It’s a bit hard to watch you tying yourself in knots about your sister’s spending when the real question seems to be: why is the whole family suffering in silence instead of just having an adult conversation about it?
If she’s got multi-millions and you’re drowning, you don’t need to “explain how it makes you feel” — you need to decide whether you’re comfortable asking for help. Because right now, it sounds like everyone’s quietly judging her for not offering, while also being too proud to say a word. That’s not nobility, that’s passive-aggressive martyrdom.
Money changes family dynamics, but resentment isn’t going to pay anyone’s gas bill. If you think she’d say no, fine — at least you’d know. But it’s unfair to expect her to read the room while she’s probably still grieving and adjusting herself.

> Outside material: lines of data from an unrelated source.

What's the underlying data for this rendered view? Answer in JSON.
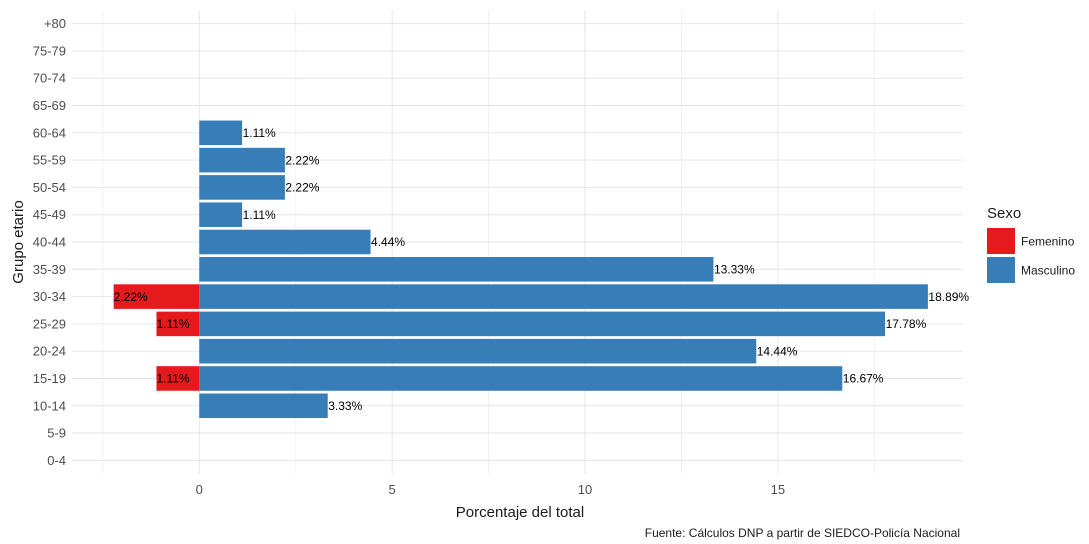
{
  "chart_data": {
    "type": "bar",
    "orientation": "horizontal",
    "categories": [
      "0-4",
      "5-9",
      "10-14",
      "15-19",
      "20-24",
      "25-29",
      "30-34",
      "35-39",
      "40-44",
      "45-49",
      "50-54",
      "55-59",
      "60-64",
      "65-69",
      "70-74",
      "75-79",
      "+80"
    ],
    "series": [
      {
        "name": "Femenino",
        "color": "#e41a1c",
        "values": [
          0,
          0,
          0,
          -1.11,
          0,
          -1.11,
          -2.22,
          0,
          0,
          0,
          0,
          0,
          0,
          0,
          0,
          0,
          0
        ],
        "labels": [
          "",
          "",
          "",
          "1.11%",
          "",
          "1.11%",
          "2.22%",
          "",
          "",
          "",
          "",
          "",
          "",
          "",
          "",
          "",
          ""
        ]
      },
      {
        "name": "Masculino",
        "color": "#377eb8",
        "values": [
          0,
          0,
          3.33,
          16.67,
          14.44,
          17.78,
          18.89,
          13.33,
          4.44,
          1.11,
          2.22,
          2.22,
          1.11,
          0,
          0,
          0,
          0
        ],
        "labels": [
          "",
          "",
          "3.33%",
          "16.67%",
          "14.44%",
          "17.78%",
          "18.89%",
          "13.33%",
          "4.44%",
          "1.11%",
          "2.22%",
          "2.22%",
          "1.11%",
          "",
          "",
          "",
          ""
        ]
      }
    ],
    "xlabel": "Porcentaje del total",
    "ylabel": "Grupo etario",
    "xlim": [
      -3.3,
      19.8
    ],
    "xticks": [
      0,
      5,
      10,
      15
    ],
    "xtick_labels": [
      "0",
      "5",
      "10",
      "15"
    ],
    "grid": true,
    "legend": {
      "title": "Sexo",
      "position": "right"
    },
    "caption": "Fuente: Cálculos DNP a partir de SIEDCO-Policía Nacional"
  }
}
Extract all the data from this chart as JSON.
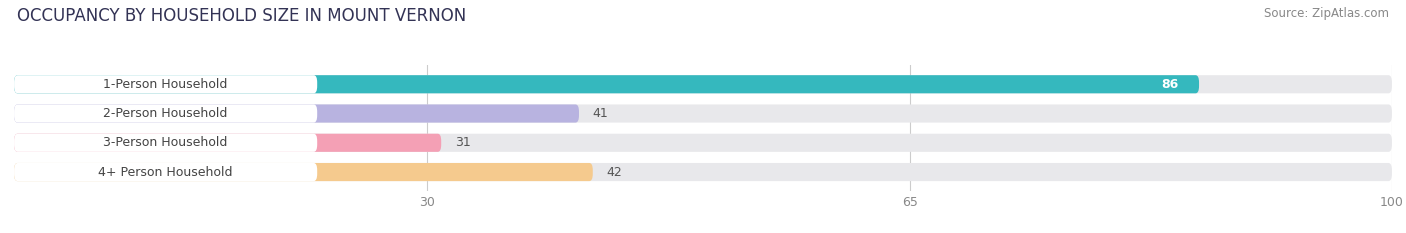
{
  "title": "OCCUPANCY BY HOUSEHOLD SIZE IN MOUNT VERNON",
  "source": "Source: ZipAtlas.com",
  "categories": [
    "1-Person Household",
    "2-Person Household",
    "3-Person Household",
    "4+ Person Household"
  ],
  "values": [
    86,
    41,
    31,
    42
  ],
  "bar_colors": [
    "#35b8be",
    "#b8b3e0",
    "#f4a0b5",
    "#f5ca8e"
  ],
  "value_inside": [
    true,
    false,
    false,
    false
  ],
  "xlim": [
    0,
    100
  ],
  "xticks": [
    30,
    65,
    100
  ],
  "background_color": "#ffffff",
  "bar_bg_color": "#e8e8eb",
  "title_fontsize": 12,
  "source_fontsize": 8.5,
  "bar_height": 0.62,
  "label_fontsize": 9,
  "value_fontsize": 9
}
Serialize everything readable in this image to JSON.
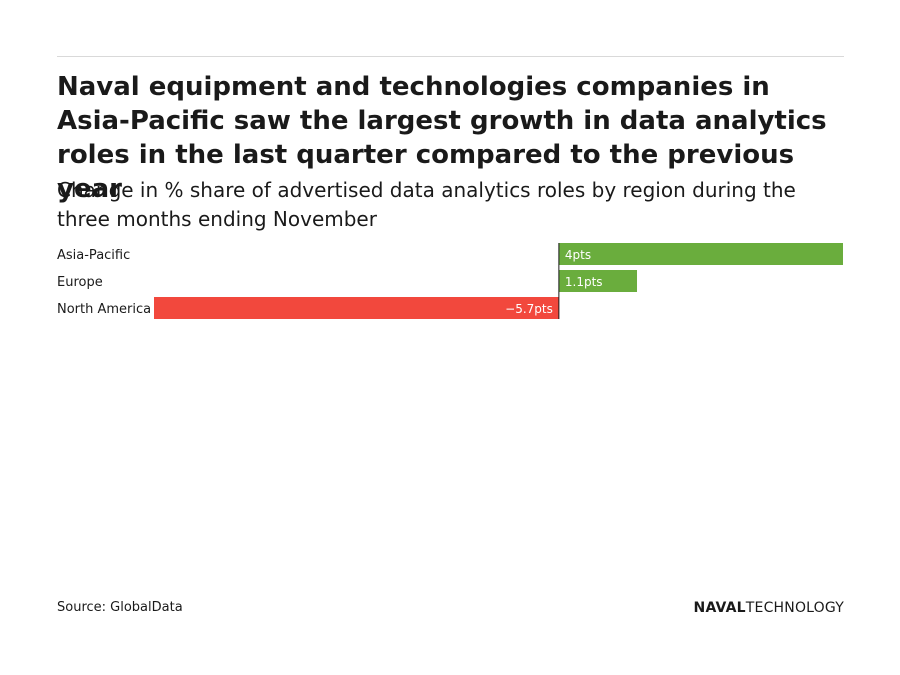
{
  "header": {
    "title": "Naval equipment and technologies companies in Asia-Pacific saw the largest growth in data analytics roles in the last quarter compared to the previous year",
    "subtitle": "Change in % share of advertised data analytics roles by region during the three months ending November"
  },
  "chart_data": {
    "type": "bar",
    "orientation": "horizontal",
    "categories": [
      "Asia-Pacific",
      "Europe",
      "North America"
    ],
    "values": [
      4,
      1.1,
      -5.7
    ],
    "value_labels": [
      "4pts",
      "1.1pts",
      "−5.7pts"
    ],
    "xlim": [
      -5.7,
      4
    ],
    "grid": false,
    "legend": "none",
    "colors": {
      "positive": "#6aad3d",
      "negative": "#f2483d",
      "axis": "#1a1a1a"
    }
  },
  "footer": {
    "source": "Source: GlobalData",
    "brand_bold": "NAVAL",
    "brand_light": "TECHNOLOGY"
  }
}
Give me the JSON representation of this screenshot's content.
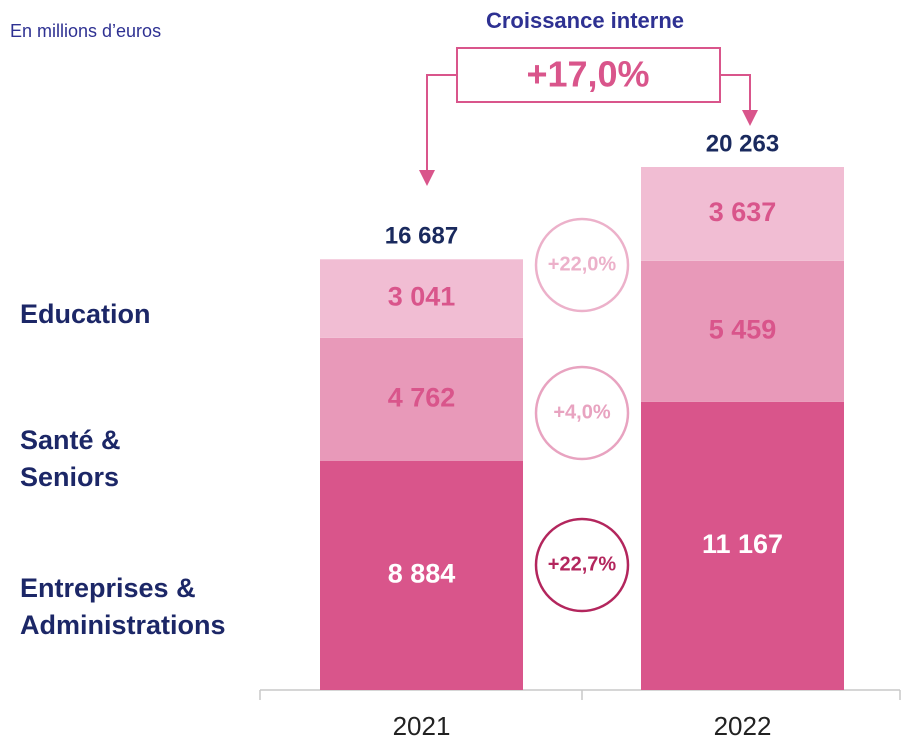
{
  "chart_data": {
    "type": "bar",
    "stacked": true,
    "subtitle": "En millions d’euros",
    "growth_title": "Croissance interne",
    "growth_total": "+17,0%",
    "categories": [
      "2021",
      "2022"
    ],
    "totals": [
      16687,
      20263
    ],
    "total_labels": [
      "16 687",
      "20 263"
    ],
    "series": [
      {
        "name": "Entreprises & Administrations",
        "color": "#d9558b",
        "label_color": "#ffffff",
        "growth": "+22,7%",
        "growth_color": "#b3265d",
        "values": [
          8884,
          11167
        ],
        "value_labels": [
          "8 884",
          "11 167"
        ]
      },
      {
        "name": "Santé & Seniors",
        "color": "#e899b9",
        "label_color": "#d9558b",
        "growth": "+4,0%",
        "growth_color": "#e8a3c0",
        "values": [
          4762,
          5459
        ],
        "value_labels": [
          "4 762",
          "5 459"
        ]
      },
      {
        "name": "Education",
        "color": "#f1bdd3",
        "label_color": "#d9558b",
        "growth": "+22,0%",
        "growth_color": "#ecb1ca",
        "values": [
          3041,
          3637
        ],
        "value_labels": [
          "3 041",
          "3 637"
        ]
      }
    ]
  }
}
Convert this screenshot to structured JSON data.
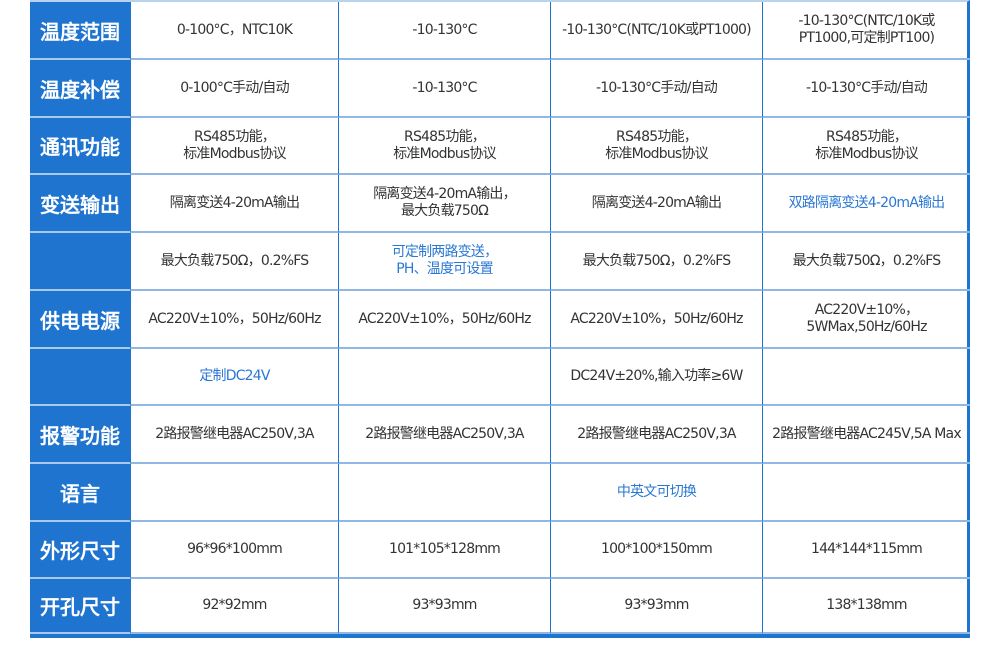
{
  "accent": "#1f74d0",
  "rows": [
    {
      "label": "温度范围",
      "cells": [
        "0-100°C，NTC10K",
        "-10-130°C",
        "-10-130°C(NTC/10K或PT1000)",
        "-10-130°C(NTC/10K或\nPT1000,可定制PT100)"
      ]
    },
    {
      "label": "温度补偿",
      "cells": [
        "0-100°C手动/自动",
        "-10-130°C",
        "-10-130°C手动/自动",
        "-10-130°C手动/自动"
      ]
    },
    {
      "label": "通讯功能",
      "cells": [
        "RS485功能，\n标准Modbus协议",
        "RS485功能，\n标准Modbus协议",
        "RS485功能，\n标准Modbus协议",
        "RS485功能，\n标准Modbus协议"
      ]
    },
    {
      "label": "变送输出",
      "cells": [
        "隔离变送4-20mA输出",
        "隔离变送4-20mA输出，\n最大负载750Ω",
        "隔离变送4-20mA输出",
        "双路隔离变送4-20mA输出"
      ],
      "blue": [
        3
      ]
    },
    {
      "label": "",
      "cells": [
        "最大负载750Ω，0.2%FS",
        "可定制两路变送，\nPH、温度可设置",
        "最大负载750Ω，0.2%FS",
        "最大负载750Ω，0.2%FS"
      ],
      "blue": [
        1
      ]
    },
    {
      "label": "供电电源",
      "cells": [
        "AC220V±10%，50Hz/60Hz",
        "AC220V±10%，50Hz/60Hz",
        "AC220V±10%，50Hz/60Hz",
        "AC220V±10%，\n5WMax,50Hz/60Hz"
      ]
    },
    {
      "label": "",
      "cells": [
        "定制DC24V",
        "",
        "DC24V±20%,输入功率≥6W",
        ""
      ],
      "blue": [
        0
      ]
    },
    {
      "label": "报警功能",
      "cells": [
        "2路报警继电器AC250V,3A",
        "2路报警继电器AC250V,3A",
        "2路报警继电器AC250V,3A",
        "2路报警继电器AC245V,5A Max"
      ]
    },
    {
      "label": "语言",
      "cells": [
        "",
        "",
        "中英文可切换",
        ""
      ],
      "blue": [
        2
      ]
    },
    {
      "label": "外形尺寸",
      "cells": [
        "96*96*100mm",
        "101*105*128mm",
        "100*100*150mm",
        "144*144*115mm"
      ]
    },
    {
      "label": "开孔尺寸",
      "cells": [
        "92*92mm",
        "93*93mm",
        "93*93mm",
        "138*138mm"
      ]
    }
  ]
}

And honestly, I’m nosy enough to ask — why can’t anyone just ask her? Is it pride? Guilt? A sense that “good people don’t talk about money”? Because that’s how families end up with silent rifts and decades of unspoken bitterness.
It’s better to risk an awkward ask than to quietly resent someone for living the life you’re too polite to admit you need help from.
I get that it’s hard, but if your sister inherited money through “sad circumstances,” maybe start with the fact that she probably wishes she’d kept the person instead of the cash. Grief in designer packaging is still grief.
It’s fine to feel jealous — you’re human — but she doesn’t owe anyone an emotional austerity program just because the rest of you are struggling. She’s not responsible for redistributing her inheritance like she’s HMRC with a conscience.
And honestly, trying to “explain how it makes you feel” so she spends less is just emotional blackmail with good manners. If watching her enjoy her money makes you miserable, that’s not a her problem.
Sometimes being happy for someone means letting them live a life you can’t yet imagine for yourself — without needing to shrink it to fit your comfort zone.